If feasible, try to start work at the same time every day and maintain appropriate boundaries. Using a signal to start your day could be beneficial. For example, you could turn on a light or close a door.
Making good decisions with people to let them know you’re “at work” and organizing your day will help you stay focused on the task at hand. Remember to turn off your light or enter your home to signify the end of your work.
Maintain a Regular Sleep Schedule
Do you have a video conference scheduled for 10 a.m.? In any case, get up on time. Is your Netflix marathon still going strong at the end of the day? Turn it off, and go to bed at a reasonable hour.
When this transpires, the desire may be to take a long nap in the afternoon if you don’t have any job to accomplish. Winter, on the other hand, believes that getting outside and going for a brisk stroll is far more effective. If you really need to sleep, schedule another 15 minute nap in the afternoon and set the alarm for it.
Take frequent pauses, including for lunch.
Schedule breaks into your day and be conscious of your own well-being. Get up and move around, go for a stroll, or do some washing. Anything to divert your attention away from the project will suffice.
If you already have family back home, set up a regular time to eat lunch with them — just remember to return to work at the same time each day. Choose healthful, wholesome foods that contain eating at your desk, just as you would at work. Staying hydrated is as simple as drinkable purposes throughout the day.
Keep in contact
Social connection is one of the advantages of working in an office. Although you may not be able to see your colleagues in reality, you can still communicate with them.

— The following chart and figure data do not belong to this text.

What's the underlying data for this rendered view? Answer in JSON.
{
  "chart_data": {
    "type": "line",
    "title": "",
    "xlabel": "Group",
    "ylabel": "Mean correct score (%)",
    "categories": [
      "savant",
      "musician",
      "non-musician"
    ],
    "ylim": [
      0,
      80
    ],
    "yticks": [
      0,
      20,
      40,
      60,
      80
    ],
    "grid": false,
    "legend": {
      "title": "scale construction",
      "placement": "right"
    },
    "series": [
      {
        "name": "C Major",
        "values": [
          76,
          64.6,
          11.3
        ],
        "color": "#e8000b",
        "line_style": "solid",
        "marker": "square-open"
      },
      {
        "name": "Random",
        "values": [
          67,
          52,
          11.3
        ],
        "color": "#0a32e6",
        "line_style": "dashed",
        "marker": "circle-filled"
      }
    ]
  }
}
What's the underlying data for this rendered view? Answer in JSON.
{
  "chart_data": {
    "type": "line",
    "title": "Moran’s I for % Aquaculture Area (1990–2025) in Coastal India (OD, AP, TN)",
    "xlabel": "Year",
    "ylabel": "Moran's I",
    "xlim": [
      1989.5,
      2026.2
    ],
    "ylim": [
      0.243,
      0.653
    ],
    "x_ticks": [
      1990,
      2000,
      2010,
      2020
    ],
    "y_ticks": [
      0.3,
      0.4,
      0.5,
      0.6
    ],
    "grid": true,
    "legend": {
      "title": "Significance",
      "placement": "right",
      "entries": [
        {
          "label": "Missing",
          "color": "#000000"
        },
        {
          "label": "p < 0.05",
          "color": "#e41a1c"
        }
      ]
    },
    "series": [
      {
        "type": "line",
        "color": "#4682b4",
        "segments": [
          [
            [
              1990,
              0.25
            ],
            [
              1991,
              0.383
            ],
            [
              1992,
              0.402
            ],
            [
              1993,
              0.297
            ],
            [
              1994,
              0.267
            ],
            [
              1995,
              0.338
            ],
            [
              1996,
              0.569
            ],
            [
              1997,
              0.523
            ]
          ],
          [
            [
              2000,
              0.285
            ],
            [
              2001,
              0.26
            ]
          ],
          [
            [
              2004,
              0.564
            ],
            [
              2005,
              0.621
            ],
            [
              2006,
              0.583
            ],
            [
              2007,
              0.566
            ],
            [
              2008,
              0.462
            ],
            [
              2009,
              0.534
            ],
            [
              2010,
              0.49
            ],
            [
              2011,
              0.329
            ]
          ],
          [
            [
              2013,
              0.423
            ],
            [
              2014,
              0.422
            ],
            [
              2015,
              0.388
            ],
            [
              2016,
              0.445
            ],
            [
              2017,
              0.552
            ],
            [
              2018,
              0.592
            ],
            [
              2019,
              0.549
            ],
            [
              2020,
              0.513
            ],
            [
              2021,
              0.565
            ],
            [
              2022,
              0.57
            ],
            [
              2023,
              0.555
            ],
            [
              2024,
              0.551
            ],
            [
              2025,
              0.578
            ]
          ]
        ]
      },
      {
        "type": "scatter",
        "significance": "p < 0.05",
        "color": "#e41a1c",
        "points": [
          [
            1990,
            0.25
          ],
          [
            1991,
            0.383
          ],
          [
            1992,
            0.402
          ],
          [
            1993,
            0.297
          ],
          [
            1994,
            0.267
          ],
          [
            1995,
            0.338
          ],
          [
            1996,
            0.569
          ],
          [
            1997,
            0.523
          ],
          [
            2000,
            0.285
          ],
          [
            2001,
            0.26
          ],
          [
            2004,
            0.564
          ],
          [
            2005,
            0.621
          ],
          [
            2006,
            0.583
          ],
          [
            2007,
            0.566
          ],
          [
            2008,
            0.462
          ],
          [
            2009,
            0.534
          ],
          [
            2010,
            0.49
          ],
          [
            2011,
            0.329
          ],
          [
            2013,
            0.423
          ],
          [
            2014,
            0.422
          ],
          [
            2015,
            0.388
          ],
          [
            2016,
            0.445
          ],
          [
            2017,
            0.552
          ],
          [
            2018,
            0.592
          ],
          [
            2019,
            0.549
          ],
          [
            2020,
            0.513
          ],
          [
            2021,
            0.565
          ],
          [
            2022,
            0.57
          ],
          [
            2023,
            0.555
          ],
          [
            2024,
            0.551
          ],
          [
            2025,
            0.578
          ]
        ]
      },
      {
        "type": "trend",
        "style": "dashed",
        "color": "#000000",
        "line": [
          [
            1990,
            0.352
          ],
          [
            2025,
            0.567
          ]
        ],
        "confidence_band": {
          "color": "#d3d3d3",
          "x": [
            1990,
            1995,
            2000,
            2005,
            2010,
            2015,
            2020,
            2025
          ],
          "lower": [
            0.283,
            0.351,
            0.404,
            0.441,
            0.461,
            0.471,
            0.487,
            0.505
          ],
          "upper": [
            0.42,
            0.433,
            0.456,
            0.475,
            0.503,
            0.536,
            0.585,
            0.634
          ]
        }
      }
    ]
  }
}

Set your status to “Present” and sign in here on conversation if your office enables methods of communication like Slack or Zoom. If not, set up frequent phone or video conference sessions, or hold a virtual cappuccino meeting. Remaining in touch on a regular basis will make you and many others feel less alone.
Consider your options outside of work.
It can be difficult to keep focused on work when you’re fatigued or stressed. Make sure to look for your entire self with at-home activities and breathing exercises.
Many people are behind schedule due to the COVID-19 outbreak. Before you plan to work from home, make sure you talk to your boss about it. You’ll want to discuss your expectations, including the likelihood of a shift in your work schedule.
Bringing everyone on board and staying in touch to share your progress can assist you be as effective and comfortable as possible until you can return to your office.